I see this budget address as this governor's chance to begin again. At the inaugural, we heard a very good speech about bipartisanship and then saw some actions related to appointments - like Erik Arneson at the Office of Open Records - that didn't match up. I always think of leadership as aligning your words with your actions. That kind of theoretical thought is much harder to put into action in a divided government, but I also think this governor has the chance to build on the words of bipartisanship more than any other governor before him, starting with a budget blueprint that at least shows there's room to work together to get some of these things done to benefit Pennsylvania.
Rooney: There is a very delicate balance and tone the governor needs to strike. Nobody should get chafed when the governor lays out his agenda. That is an inherently partisan endeavor.
The governor will articulate his vision and how he intends to get there. But in doing so, he is likely to strike some notes that are going to be discordant with some Republicans. That's OK. The Republicans will push back and criticize much of what the governor puts before them. And that's OK. Where I think this will be different is that this governor isn't going to allow it to get personal.
Novak: What makes Gov. Wolf intriguing is the fact that he comes from a business background. The key here is going to be if he makes the approach - not philosophically, not ideologically - but as a pragmatic businessman looking to identify our problems in the right priority and solve them.
The number-one problem in Pennsylvania is pensions. Leading with pensions pragmatically as a business person is what people want to see. Other governors have led ideologically and then go to pragmatism. I think that being pragmatic and leading pragmatically, that's different.

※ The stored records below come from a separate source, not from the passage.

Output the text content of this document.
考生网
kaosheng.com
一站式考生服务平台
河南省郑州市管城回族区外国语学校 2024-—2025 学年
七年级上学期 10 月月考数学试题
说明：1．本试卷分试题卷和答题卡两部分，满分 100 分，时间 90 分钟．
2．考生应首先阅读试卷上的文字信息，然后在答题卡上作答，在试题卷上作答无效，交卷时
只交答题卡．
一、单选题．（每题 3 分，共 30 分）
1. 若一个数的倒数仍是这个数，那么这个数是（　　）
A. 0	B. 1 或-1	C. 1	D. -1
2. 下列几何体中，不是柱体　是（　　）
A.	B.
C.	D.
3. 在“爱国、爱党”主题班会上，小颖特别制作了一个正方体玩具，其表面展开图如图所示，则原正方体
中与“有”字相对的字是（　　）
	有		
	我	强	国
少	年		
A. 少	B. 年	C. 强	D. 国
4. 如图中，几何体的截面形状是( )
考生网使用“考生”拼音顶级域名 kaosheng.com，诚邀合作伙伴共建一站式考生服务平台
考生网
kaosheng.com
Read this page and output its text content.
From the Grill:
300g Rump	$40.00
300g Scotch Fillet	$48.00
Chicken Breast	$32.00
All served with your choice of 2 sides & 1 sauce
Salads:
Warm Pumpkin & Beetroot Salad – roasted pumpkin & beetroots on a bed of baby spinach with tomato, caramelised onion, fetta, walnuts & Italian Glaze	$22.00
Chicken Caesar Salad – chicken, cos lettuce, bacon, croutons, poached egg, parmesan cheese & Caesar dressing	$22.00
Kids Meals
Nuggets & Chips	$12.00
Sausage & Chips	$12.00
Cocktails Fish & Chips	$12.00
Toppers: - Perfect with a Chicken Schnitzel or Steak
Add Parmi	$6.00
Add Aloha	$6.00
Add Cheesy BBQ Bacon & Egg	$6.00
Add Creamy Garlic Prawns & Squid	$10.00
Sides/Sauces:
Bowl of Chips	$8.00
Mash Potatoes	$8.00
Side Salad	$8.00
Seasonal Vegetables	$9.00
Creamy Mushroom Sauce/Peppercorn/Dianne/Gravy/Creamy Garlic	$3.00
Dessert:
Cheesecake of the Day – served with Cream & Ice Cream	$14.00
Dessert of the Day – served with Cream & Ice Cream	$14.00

Rooney: The notion of pragmatism in the legislature will sound like the most counterintuitive thing ever spoken. This is the governor's first rodeo and it really does set a tone. His business background suggests that the governor's process is going to be different. It is difficult to lead a legislative body to the water and get them to drink, but in this case, with this governor who doesn't play to the usual political script, I think he is well-positioned to take advantage of this unique, if tricky, opportunity.
Novak: He should never stray from the theme: "I want to work with you, despite our differences." He needs to never let it get personal or ideological. He needs to stick with the theme of pragmatically solving Pennsylvania's problems for the taxpayers. That resonates with people. A friend of mine told me recently that the political show is getting old. Making sure the show doesn't get old in Pennsylvania is going to be the challenge.
Rooney: The show is old in Pennsylvania! The people who drive the debate in Harrisburg and Washington are oftentimes the people who are the loudest voices and come from the most extreme sides of an issue, be it left or right.
By virtue of necessity, there is going to need to be compromise - the kind that is going to bend people on the ideological extremes of each party. This is going to be the governor's true test of leadership.
The good news is that most Pennsylvanians live in the middle. I think you are going to see the governor articulate an agenda that is steeped in what we have come to know as Pennsylvania values - things that are not over the top, but things that are achievable - things that can get done.
Novak: Even when times and emotions seem most difficult, the best advice is never make it personal; never take it personal. In words and in action, Gov. Wolf should never stray from the message: "We are going to work together and we are going to get it done."